10th-century Coptic Orthodox saint

George El Mozahem (ⲅⲉⲱⲣⲅⲓⲟⲥ ⲡⲓⲍⲟϩⲉⲙ; 940 – June 26, 969) is a Coptic Orthodox martyr and saint.

==Life==
Born in Talkha, Egypt, as El-Mozahem to a Christian mother (Mary) and a Muslim father (Jumaa Al Atawi), He was raised in his father's religion until he reached the age of twelve. He used to go to church with his mother until he told her that he wanted to receive the holy sacraments of the Eucharist, She however told him that he could not unless he was baptized, and when he asked her to taste the blessed Eulogia bread (Qorban) he received it. It tasted sweet and he said "If the taste of this bread that was not consecrated by prayers tastes like this, what will be the taste of the Offering?" according to his hagiography. He tried to get baptized but priests were afraid of participating in such a dangerous act so he baptized himself by immersing himself three times. He later married a Christian woman and when he told her about his story she told him that his baptism was not accurate. They both fled to a city called Samanoud where he got baptized and was given a Christian name, George, because that day of his baptism was the feast of Saint George.
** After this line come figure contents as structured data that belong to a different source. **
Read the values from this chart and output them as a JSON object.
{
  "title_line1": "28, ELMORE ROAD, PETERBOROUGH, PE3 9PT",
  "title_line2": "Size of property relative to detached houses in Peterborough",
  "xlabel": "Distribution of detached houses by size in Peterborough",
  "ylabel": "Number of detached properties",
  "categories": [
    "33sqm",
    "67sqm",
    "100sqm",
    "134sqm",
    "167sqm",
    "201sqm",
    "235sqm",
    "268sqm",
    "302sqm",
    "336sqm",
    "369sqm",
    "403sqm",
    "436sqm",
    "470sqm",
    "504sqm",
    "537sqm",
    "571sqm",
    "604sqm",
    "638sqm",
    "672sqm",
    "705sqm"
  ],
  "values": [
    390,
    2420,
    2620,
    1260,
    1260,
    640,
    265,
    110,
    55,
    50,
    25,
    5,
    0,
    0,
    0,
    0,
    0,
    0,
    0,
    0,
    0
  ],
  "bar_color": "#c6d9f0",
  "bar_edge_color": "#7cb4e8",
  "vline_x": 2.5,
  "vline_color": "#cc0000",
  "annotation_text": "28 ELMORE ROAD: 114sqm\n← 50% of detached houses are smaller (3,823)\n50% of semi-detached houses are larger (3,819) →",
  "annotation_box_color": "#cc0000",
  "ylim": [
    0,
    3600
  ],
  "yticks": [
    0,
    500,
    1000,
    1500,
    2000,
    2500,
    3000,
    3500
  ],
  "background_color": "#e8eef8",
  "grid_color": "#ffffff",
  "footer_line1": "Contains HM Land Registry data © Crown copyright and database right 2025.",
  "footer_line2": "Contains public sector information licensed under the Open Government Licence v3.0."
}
He and his wife lived together without any kind of marital relationship; then he was thinking of becoming a monk but he heard a voice telling him not to go to a monastery and encouraged him to seek martyrdom instead, He later was arrested for leaving Islam; he was burned but miraculously survived without harm, The governor of the area was very impressed and thought of freeing him but the people got angry and wanted to kill the governor, After the execution his wife received his relics; however, some Muslims tried to set his body on fire but it did not happen because God did not allow it, according to his hagiography.